In fact, upon reflection, it makes more sense that a person with my history — who nearly died of a catastrophic illness at age 7, who had an emergency appendectomy in Mexico at age 39 and a total hip replacement at 46 — WOULD brace herself for bad news at the doctor’s office. However, I haven’t found that borrowing against joy has made it any easier to deal sorrow when it arrives. I’ve also found, to paraphrase Mark Twain, that I’ve worried about a lot of things that never happened.
Now, instead of letting anxious thoughts overwhelm me, or fighting against them, I try to identify the bad feeling, listen to what it has to say, acknowledge it and then move on. It’s only a thought, after all, fleeting through my head along with the thousands of thoughts I have every day.
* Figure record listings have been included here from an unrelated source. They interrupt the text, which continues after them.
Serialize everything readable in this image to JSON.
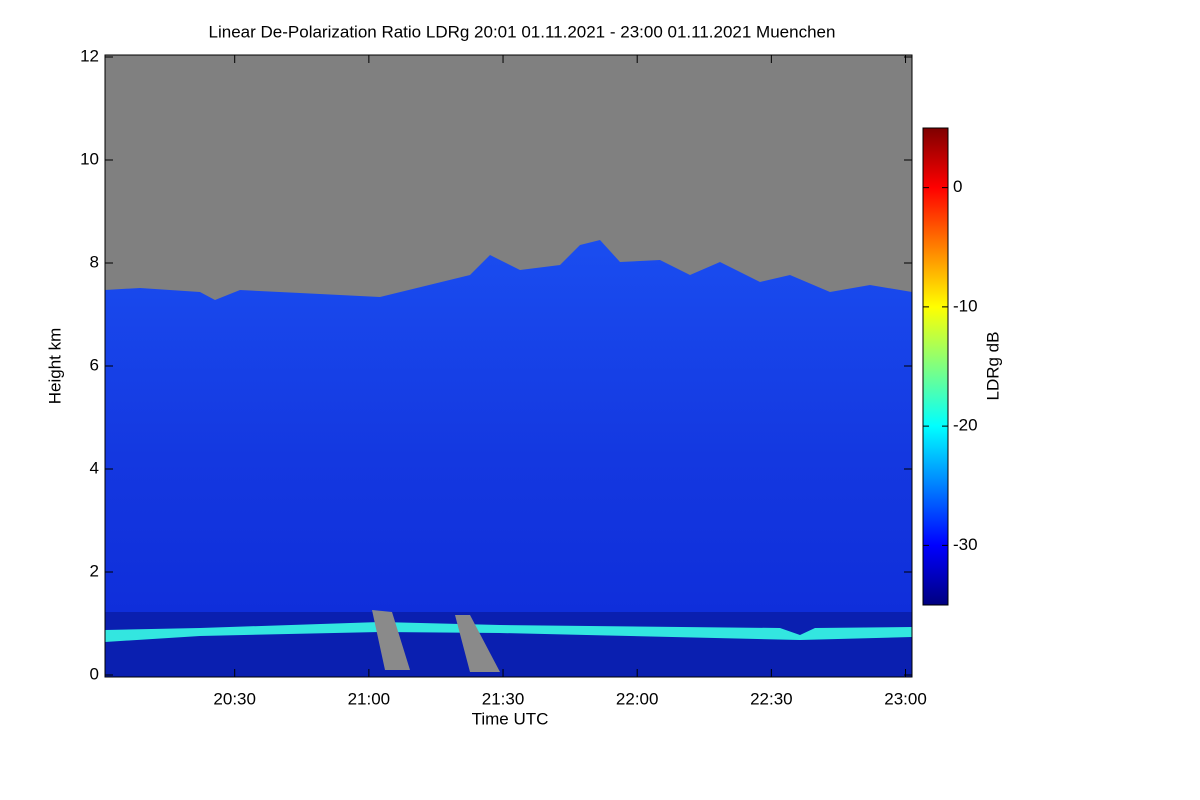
{
  "chart_data": {
    "type": "heatmap",
    "title": "Linear De-Polarization Ratio LDRg   20:01 01.11.2021 - 23:00 01.11.2021 Muenchen",
    "x_label": "Time UTC",
    "y_label": "Height km",
    "colorbar_label": "LDRg dB",
    "xlim": [
      1201,
      1381
    ],
    "xticks": [
      {
        "value": 1230,
        "label": "20:30"
      },
      {
        "value": 1260,
        "label": "21:00"
      },
      {
        "value": 1290,
        "label": "21:30"
      },
      {
        "value": 1320,
        "label": "22:00"
      },
      {
        "value": 1350,
        "label": "22:30"
      },
      {
        "value": 1380,
        "label": "23:00"
      }
    ],
    "ylim": [
      0,
      12
    ],
    "yticks": [
      0,
      2,
      4,
      6,
      8,
      10,
      12
    ],
    "clim": [
      -35,
      5
    ],
    "cticks": [
      -30,
      -20,
      -10,
      0
    ],
    "colormap": [
      "#00007f",
      "#0000ff",
      "#0080ff",
      "#00ffff",
      "#80ff80",
      "#ffff00",
      "#ff8000",
      "#ff0000",
      "#7f0000"
    ]
  }
}
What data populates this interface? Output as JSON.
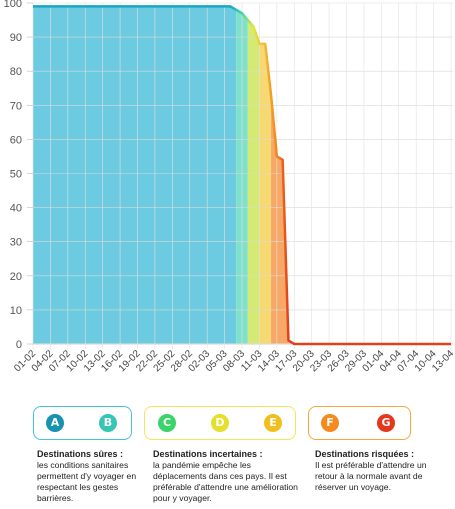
{
  "chart_data": {
    "type": "area",
    "x_tick_labels": [
      "01-02",
      "04-02",
      "07-02",
      "10-02",
      "13-02",
      "16-02",
      "19-02",
      "22-02",
      "25-02",
      "28-02",
      "02-03",
      "05-03",
      "08-03",
      "11-03",
      "14-03",
      "17-03",
      "20-03",
      "23-03",
      "26-03",
      "29-03",
      "01-04",
      "04-04",
      "07-04",
      "10-04",
      "13-04"
    ],
    "ylim": [
      0,
      100
    ],
    "y_ticks": [
      0,
      10,
      20,
      30,
      40,
      50,
      60,
      70,
      80,
      90,
      100
    ],
    "grid": true,
    "series": [
      {
        "x": [
          "01-02",
          "19-02",
          "06-03",
          "08-03",
          "10-03",
          "11-03",
          "12-03",
          "13-03",
          "14-03",
          "15-03",
          "16-03",
          "17-03",
          "13-04"
        ],
        "values": [
          99,
          99,
          99,
          97,
          93,
          88,
          88,
          73,
          55,
          54,
          1,
          0,
          0
        ]
      }
    ],
    "bands": [
      {
        "start": "01-02",
        "end": "07-03",
        "color": "#6ccbe0"
      },
      {
        "start": "07-03",
        "end": "09-03",
        "color": "#7fe0cc"
      },
      {
        "start": "09-03",
        "end": "11-03",
        "color": "#d4ea74"
      },
      {
        "start": "11-03",
        "end": "13-03",
        "color": "#f6d972"
      },
      {
        "start": "13-03",
        "end": "16-03",
        "color": "#f8a866"
      },
      {
        "start": "16-03",
        "end": "13-04",
        "color": "#f6b5a4"
      }
    ]
  },
  "legend": {
    "groups": [
      {
        "border": "#45c2dc",
        "badges": [
          {
            "letter": "A",
            "color": "#1a93b0"
          },
          {
            "letter": "B",
            "color": "#35c6b4"
          }
        ]
      },
      {
        "border": "#f2e65a",
        "badges": [
          {
            "letter": "C",
            "color": "#3bd36a"
          },
          {
            "letter": "D",
            "color": "#e4e02d"
          },
          {
            "letter": "E",
            "color": "#f1bf1d"
          }
        ]
      },
      {
        "border": "#f8a83c",
        "badges": [
          {
            "letter": "F",
            "color": "#f58a20"
          },
          {
            "letter": "G",
            "color": "#e4371c"
          }
        ]
      }
    ],
    "captions": [
      {
        "title": "Destinations sûres :",
        "text": "les conditions sanitaires permettent d'y voyager en respectant les gestes barrières."
      },
      {
        "title": "Destinations incertaines :",
        "text": "la pandémie empêche les déplacements dans ces pays. Il est préférable d'attendre une amélioration pour y voyager."
      },
      {
        "title": "Destinations risquées :",
        "text": "Il est préférable d'attendre un retour à la normale avant de réserver un voyage."
      }
    ]
  }
}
The trick is to not become attached to the thought as it comes, not to borrow against the joy that is possible if I simply wave at the thought and let it pass through.
So that day in the radiologist’s office, I said goodbye to my worst case scenario and enjoyed a few more pages of the magazine. The doctor came in the room and we talked for a few minutes. The news was fine; everything looked unchanged from the last time. I left the doctor’s office ready to find joy in the rest of my day.